Chapitre 20


          Le lundi matin, je suis descendu de la rame de métro deux stations avant le terminus. Je voulais marcher un peu avant d’arriver au bureau. Des ribambelles de mères de familles amenaient leurs bambins à l’école ou en revenaient. Des costards cravates s’activaient en tous sens. On sentait la pression du lundi qui montait parmi les classes dirigeantes. Chacun entrait dans sa fonction pour la semaine. Je suis passé devant l’hôtel automatique. C’était étrange de le voir ainsi, dans la blancheur d’un début de journée ensoleillé. Je lui ai jeté coup d’œil discret. Je craignais que quelqu’un ne remarque que j’avais un lien avec cet endroit. Une enquête était en cours. Peut-être les policiers étaient-ils déjà remontés jusqu’à Double, et jusqu’à cet hôtel. Je prenais conscience un peu tard que Mathias et moi avions fait d’énormes conneries. Je ne savais pas jusqu’où celles-ci allaient nous entraîner, mais je ne cessais de jurer en moi-même que je ne recommencerais jamais.
            Arnaud et Isabelle étaient déjà là. Lui, grand échalas à la coiffure bien nette, elle ébouriffée et effrayée comme tous les matins.
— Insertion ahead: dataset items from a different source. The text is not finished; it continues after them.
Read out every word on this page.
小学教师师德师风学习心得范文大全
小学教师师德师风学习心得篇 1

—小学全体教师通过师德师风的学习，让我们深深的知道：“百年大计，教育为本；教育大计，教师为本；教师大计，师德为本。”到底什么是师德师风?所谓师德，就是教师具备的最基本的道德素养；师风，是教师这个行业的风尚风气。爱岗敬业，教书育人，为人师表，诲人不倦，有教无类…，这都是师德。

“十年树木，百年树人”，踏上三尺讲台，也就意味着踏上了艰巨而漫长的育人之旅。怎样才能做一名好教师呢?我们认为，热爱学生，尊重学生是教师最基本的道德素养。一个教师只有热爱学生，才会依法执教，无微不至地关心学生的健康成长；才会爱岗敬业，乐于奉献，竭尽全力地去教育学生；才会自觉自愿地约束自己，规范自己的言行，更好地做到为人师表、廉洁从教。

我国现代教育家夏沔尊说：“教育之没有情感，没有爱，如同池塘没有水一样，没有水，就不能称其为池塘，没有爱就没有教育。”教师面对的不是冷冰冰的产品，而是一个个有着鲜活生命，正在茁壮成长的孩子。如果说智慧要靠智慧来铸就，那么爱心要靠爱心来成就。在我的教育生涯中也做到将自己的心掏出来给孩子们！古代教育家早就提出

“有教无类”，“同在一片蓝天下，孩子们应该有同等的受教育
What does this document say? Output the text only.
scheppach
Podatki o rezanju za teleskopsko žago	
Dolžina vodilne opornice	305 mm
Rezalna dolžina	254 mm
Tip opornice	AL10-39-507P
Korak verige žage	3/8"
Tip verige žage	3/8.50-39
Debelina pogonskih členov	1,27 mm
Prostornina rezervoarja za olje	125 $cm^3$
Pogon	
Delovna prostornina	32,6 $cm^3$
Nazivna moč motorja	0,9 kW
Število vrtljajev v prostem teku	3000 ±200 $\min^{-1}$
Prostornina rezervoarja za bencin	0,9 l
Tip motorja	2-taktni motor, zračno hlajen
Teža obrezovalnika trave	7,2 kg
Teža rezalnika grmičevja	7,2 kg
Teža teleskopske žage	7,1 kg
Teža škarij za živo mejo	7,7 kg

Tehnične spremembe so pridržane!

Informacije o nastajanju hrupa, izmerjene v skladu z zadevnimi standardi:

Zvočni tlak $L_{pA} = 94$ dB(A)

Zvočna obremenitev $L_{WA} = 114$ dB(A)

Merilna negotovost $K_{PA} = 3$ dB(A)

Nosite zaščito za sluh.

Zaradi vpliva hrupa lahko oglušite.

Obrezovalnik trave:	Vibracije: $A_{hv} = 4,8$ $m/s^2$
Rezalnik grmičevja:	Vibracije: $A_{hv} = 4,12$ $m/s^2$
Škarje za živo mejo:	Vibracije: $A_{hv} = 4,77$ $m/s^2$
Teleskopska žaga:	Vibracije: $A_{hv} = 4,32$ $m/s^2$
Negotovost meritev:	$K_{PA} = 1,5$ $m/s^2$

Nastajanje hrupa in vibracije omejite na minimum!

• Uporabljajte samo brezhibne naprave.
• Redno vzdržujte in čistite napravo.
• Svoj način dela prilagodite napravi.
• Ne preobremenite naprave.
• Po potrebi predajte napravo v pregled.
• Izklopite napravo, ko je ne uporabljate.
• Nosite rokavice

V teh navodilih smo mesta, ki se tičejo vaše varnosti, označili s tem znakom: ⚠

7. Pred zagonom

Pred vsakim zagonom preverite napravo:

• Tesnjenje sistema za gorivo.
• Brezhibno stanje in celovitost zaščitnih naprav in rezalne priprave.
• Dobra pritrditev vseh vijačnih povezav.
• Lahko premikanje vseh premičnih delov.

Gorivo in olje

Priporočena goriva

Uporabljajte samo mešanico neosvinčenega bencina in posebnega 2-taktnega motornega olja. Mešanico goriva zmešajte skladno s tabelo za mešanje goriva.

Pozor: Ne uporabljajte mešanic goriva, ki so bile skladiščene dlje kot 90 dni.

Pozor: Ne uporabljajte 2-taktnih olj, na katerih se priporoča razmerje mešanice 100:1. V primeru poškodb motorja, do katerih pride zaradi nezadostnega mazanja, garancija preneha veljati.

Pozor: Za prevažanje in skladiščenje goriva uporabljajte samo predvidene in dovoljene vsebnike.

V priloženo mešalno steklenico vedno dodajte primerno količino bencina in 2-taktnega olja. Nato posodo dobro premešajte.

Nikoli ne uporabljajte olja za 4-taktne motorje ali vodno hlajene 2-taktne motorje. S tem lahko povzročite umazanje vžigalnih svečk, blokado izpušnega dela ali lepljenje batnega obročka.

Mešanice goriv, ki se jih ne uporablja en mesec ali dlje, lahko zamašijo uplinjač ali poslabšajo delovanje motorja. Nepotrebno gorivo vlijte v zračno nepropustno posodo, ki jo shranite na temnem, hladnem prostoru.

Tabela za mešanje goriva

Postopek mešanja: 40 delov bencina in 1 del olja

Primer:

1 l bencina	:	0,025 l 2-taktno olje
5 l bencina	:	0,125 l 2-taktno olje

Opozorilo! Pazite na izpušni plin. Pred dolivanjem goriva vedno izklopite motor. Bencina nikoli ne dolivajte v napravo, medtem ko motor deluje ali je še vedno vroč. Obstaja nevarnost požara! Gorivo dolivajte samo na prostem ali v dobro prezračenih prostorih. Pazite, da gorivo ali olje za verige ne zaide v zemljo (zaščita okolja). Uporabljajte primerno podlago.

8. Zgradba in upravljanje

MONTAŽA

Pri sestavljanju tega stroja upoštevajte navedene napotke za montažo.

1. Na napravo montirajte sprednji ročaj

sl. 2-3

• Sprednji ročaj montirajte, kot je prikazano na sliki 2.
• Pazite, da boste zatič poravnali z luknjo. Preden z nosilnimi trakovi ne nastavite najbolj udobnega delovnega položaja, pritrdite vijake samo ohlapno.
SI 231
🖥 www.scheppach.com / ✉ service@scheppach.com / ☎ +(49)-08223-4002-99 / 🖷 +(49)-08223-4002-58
Je me suis demandé si elle ne prenait pas des trucs, tant ses yeux paraissaient exorbités.
-       Salut ma poule, m’a-t-il dit en me voyant, tu veux un café ?
-       Salut Arnaud, non merci.
            Mon ton était déjà distant. Dans ma tête, j’étais déjà sur le marchepied du train du retour vers la province, ou pire embarqué dans une voiture banalisée de la police. Arnaud et les autres s’éloignaient dans la brume. Enfin c’est une image car les néons continuaient de distiller une lumière blanche dans toute la rédaction.
-       Alors ?
-       Oui ?
-       Ben tu vas lâcher Mathias ?
-       Quoi, que veux-tu dire ?

            Pendant que je posais mon sac sur ma table, Arnaud s’est approché de moi. Il était vraiment très grand et avait les épaules larges. Il portait un pull rouge avec deux traits bleus qui couraient sur ses bras. Cela ressemblait à un pull de ski.
            Il a posé sa main sur mon épaule. C’était la première fois qu’il faisait ce geste. De près, à quelques centimètres de moi, son visage perdait son aspect jovial. Ses cernes marqués étaient d’un bleu pétrole, et ses yeux d’une dureté inédite .
-       Je répète, a-t-il fait, tu vas lâcher la grappe à Mathias.
            Puis son index est venu s’enfoncer dans mon épaule, deux ou trois fois.
-       Mais que veux-tu dire ? ai-je balbutié.
            Ma surprise était totale.
-       Je vais te dire exactement ce que je veux dire, a-t-il fait d’une voix sourde, en détachant clairement chaque syllabe. Ce que je veux te dire, c’est que tu vas arrêter immédiatement de lui coller aux basques. Ça le pousse à en rajouter des couches. Ça ne va pas, ça ne va pas du tout. Tu comprends ce que je te dis. Tu comprends petite tête ?
-       Mais ?...
            Silence.
-       Mais…tu savais ?
-       Qu’est-ce que ça peut te foutre si je savais. C’est pas tes oignons. Je te demande juste de laisser tomber. Tu termines ton stage tranquille, puis tu vaques à tes occupations ailleurs. Dans ton bled dont je ne sais quel passe droit t’a permis de sortir. Ok ?
-       Mais enfin, en quoi ça te regarde, Arnaud, je ne comprends pas.
            Son index est revenu se coller à mon épaule. En appuyant plus fortement cette fois.
-       Ça me regarde parce que Mathias et moi, on était potes que tu n’étais pas né. Alors je sais ce qui est mieux pour lui vu ?
            Je ne savais plus quoi dire. Arnaud avait raison, c’était aussi bête que ça. J’ai tenté une dernière carte : « Mais tu ne sais peut-être pas tout…
-       J’en sais assez merci, m’a-t-il coupé sèchement. J’en sais assez pour te dire de regagner ta case. Vu ?
-       …ok.
-       A la bonne heure. »
            Il a aussitôt retiré son index et s’est reculé d’un pas.
-       Sans ça je t’aime bien, a-t-il tenu à préciser, retrouvant le large sourire qui lui était familier.
            Puis, sans attendre de réponse, il est reparti en direction de son bureau. De là, il a rajouté à voix haute.
-       Et bien sûr pas un mot de notre conversation à Mathias, vu ?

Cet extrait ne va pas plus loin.